Haushaltskonsolidierung und Zukunftsfähigkeit der Stadt Marl

Michael Groß MdB
Michael Groß

Sehr geehrte Frau Heinrich,

die SPD in Brassert beobachtet mit großer Sorge die finanzielle Situation der Stadt Marl. Die Stadt muss sowohl für die Bürger und Bürgerinnen aber auch die Wirtschaft und Investoren attraktiv und lebenswert gestaltet werden. Eine innovative und bedarfsgerechte schulische, soziale und kulturelle Infrastruktur sichert die Lebensqualtität in Marl. Die SPD in Brassert fordert Sie auf, diese weichen Standortfaktoren durch eine kreative Haushaltsführung auch als eine grundsätzliche Form der Wirtschaftsförderung zukunftsfähig zu entwickeln. Im internationalen Standortwettbewerb gewinnen weiche Standortfaktoren an Gewicht. Eine Studie der Prognos AG im Auftrag der Stadtsparkasse Köln zeigt aktuell am Beispiel der Stadt Köln, welche Faktoren das soziale Klima in einer Stadt beeinflussen. Ein positives und dynamisches Standortimage und die Identifikation der Bürgerinnen und Bürger mit der Stadt stützt demnach die günstige Entwicklung der Stadt Köln.
Die SPD Marl-Brassert sieht die Notwendigkeit, dass die Politik die Ziele und die Qualität der Aufgaben und Leistungen mit der Verwaltung vereinbaren muss, die erbracht werden sollen und müssen. Auf dieser Grundlage hat die Verwaltung Vorschläge für die Umsetzung zu erarbeiten. Dabei ist es unbedingt erforderlich, die knappen finanziellen Mittel effizient einzusetzen und eine hohe Wirkung bei der Aufgabenerledigung zu erreichen. Zur Zeit ist eher anzunehmen, dass der Kämmerer immer noch über Haushaltsreserven verfügt, d.h. einzelne Positionen im Haushalt zu hoch angesetzt sind.
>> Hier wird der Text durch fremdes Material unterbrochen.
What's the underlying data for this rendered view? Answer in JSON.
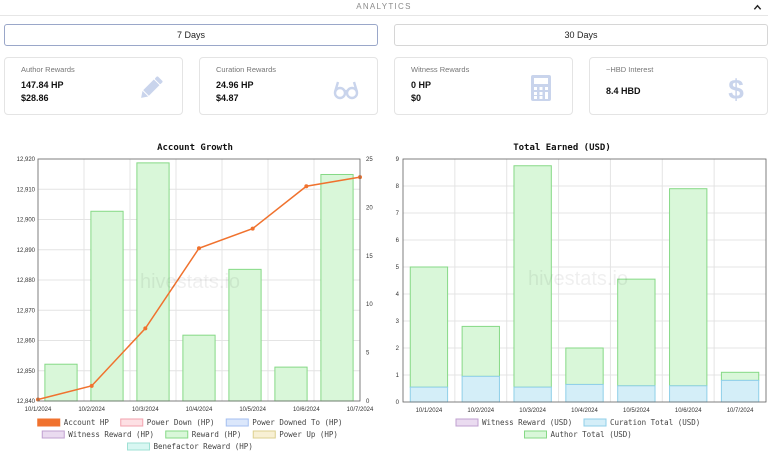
{
  "header": {
    "title": "ANALYTICS"
  },
  "range_buttons": {
    "seven_days": "7 Days",
    "thirty_days": "30 Days",
    "selected": "7 Days"
  },
  "cards": [
    {
      "label": "Author Rewards",
      "line1": "147.84 HP",
      "line2": "$28.86",
      "icon": "pencil-icon"
    },
    {
      "label": "Curation Rewards",
      "line1": "24.96 HP",
      "line2": "$4.87",
      "icon": "glasses-icon"
    },
    {
      "label": "Witness Rewards",
      "line1": "0 HP",
      "line2": "$0",
      "icon": "calculator-icon"
    },
    {
      "label": "~HBD Interest",
      "line1": "8.4 HBD",
      "line2": "",
      "icon": "dollar-icon"
    }
  ],
  "colors": {
    "account_hp": "#f0722e",
    "reward_fill": "#d9f7d9",
    "reward_stroke": "#86d986",
    "curation_fill": "#d4eef8",
    "curation_stroke": "#8fcfe8",
    "power_down_fill": "#fde0e4",
    "power_down_stroke": "#f2a2ae",
    "power_downed_fill": "#dbe7fb",
    "power_downed_stroke": "#a4bff0",
    "witness_fill": "#eadbf0",
    "witness_stroke": "#c0a0d0",
    "power_up_fill": "#f8f0d4",
    "power_up_stroke": "#dccf8f",
    "benefactor_fill": "#d8f7f2",
    "benefactor_stroke": "#9fe0d4"
  },
  "watermark": "hivestats.io",
  "chart_data": [
    {
      "type": "bar",
      "title": "Account Growth",
      "categories": [
        "10/1/2024",
        "10/2/2024",
        "10/3/2024",
        "10/4/2024",
        "10/5/2024",
        "10/6/2024",
        "10/7/2024"
      ],
      "y_left": {
        "ticks": [
          "12,840",
          "12,850",
          "12,860",
          "12,870",
          "12,880",
          "12,890",
          "12,900",
          "12,910",
          "12,920"
        ],
        "range": [
          12840,
          12920
        ]
      },
      "y_right": {
        "ticks": [
          "0",
          "5",
          "10",
          "15",
          "20",
          "25"
        ],
        "range": [
          0,
          25
        ]
      },
      "series": [
        {
          "name": "Account HP",
          "type": "line",
          "axis": "left",
          "values": [
            12840.5,
            12845,
            12864,
            12890.5,
            12897,
            12911,
            12914
          ]
        },
        {
          "name": "Power Down (HP)",
          "type": "bar",
          "axis": "right",
          "values": [
            0,
            0,
            0,
            0,
            0,
            0,
            0
          ]
        },
        {
          "name": "Power Downed To (HP)",
          "type": "bar",
          "axis": "right",
          "values": [
            0,
            0,
            0,
            0,
            0,
            0,
            0
          ]
        },
        {
          "name": "Witness Reward (HP)",
          "type": "bar",
          "axis": "right",
          "values": [
            0,
            0,
            0,
            0,
            0,
            0,
            0
          ]
        },
        {
          "name": "Reward (HP)",
          "type": "bar",
          "axis": "right",
          "values": [
            3.8,
            19.6,
            24.6,
            6.8,
            13.6,
            3.5,
            23.4
          ]
        },
        {
          "name": "Power Up (HP)",
          "type": "bar",
          "axis": "right",
          "values": [
            0,
            0,
            0,
            0,
            0,
            0,
            0
          ]
        },
        {
          "name": "Benefactor Reward (HP)",
          "type": "bar",
          "axis": "right",
          "values": [
            0,
            0,
            0,
            0,
            0,
            0,
            0
          ]
        }
      ],
      "legend_rows": [
        [
          "Account HP",
          "Power Down (HP)",
          "Power Downed To (HP)"
        ],
        [
          "Witness Reward (HP)",
          "Reward (HP)",
          "Power Up (HP)"
        ],
        [
          "Benefactor Reward (HP)"
        ]
      ]
    },
    {
      "type": "bar",
      "title": "Total Earned (USD)",
      "categories": [
        "10/1/2024",
        "10/2/2024",
        "10/3/2024",
        "10/4/2024",
        "10/5/2024",
        "10/6/2024",
        "10/7/2024"
      ],
      "y": {
        "ticks": [
          "0",
          "1",
          "2",
          "3",
          "4",
          "5",
          "6",
          "7",
          "8",
          "9"
        ],
        "range": [
          0,
          9
        ]
      },
      "stacked": true,
      "series": [
        {
          "name": "Witness Reward (USD)",
          "values": [
            0,
            0,
            0,
            0,
            0,
            0,
            0
          ]
        },
        {
          "name": "Curation Total (USD)",
          "values": [
            0.55,
            0.95,
            0.55,
            0.65,
            0.6,
            0.6,
            0.8
          ]
        },
        {
          "name": "Author Total (USD)",
          "values": [
            4.45,
            1.85,
            8.2,
            1.35,
            3.95,
            7.3,
            0.3
          ]
        }
      ],
      "legend_rows": [
        [
          "Witness Reward (USD)",
          "Curation Total (USD)"
        ],
        [
          "Author Total (USD)"
        ]
      ]
    }
  ]
}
Ansonsten wären außerplanmäßige und überplanmäßige Ausgaben, die der Kämmerer ständig tätigt und die kompensiert werden, überhaupt nicht oder nicht in der bisherigen Größenordnung möglich.`

Wir fordern Sie auf, zeitnah ein modernes und zielführendes Verwaltungsmanagement einzuführen. Dazu gehören Aufgaben wie Personalentwicklung, Qualifizierung der Mitarbeiterinnen und Mitarbeiter ebenso wie ein flexibler Personaleinsatz.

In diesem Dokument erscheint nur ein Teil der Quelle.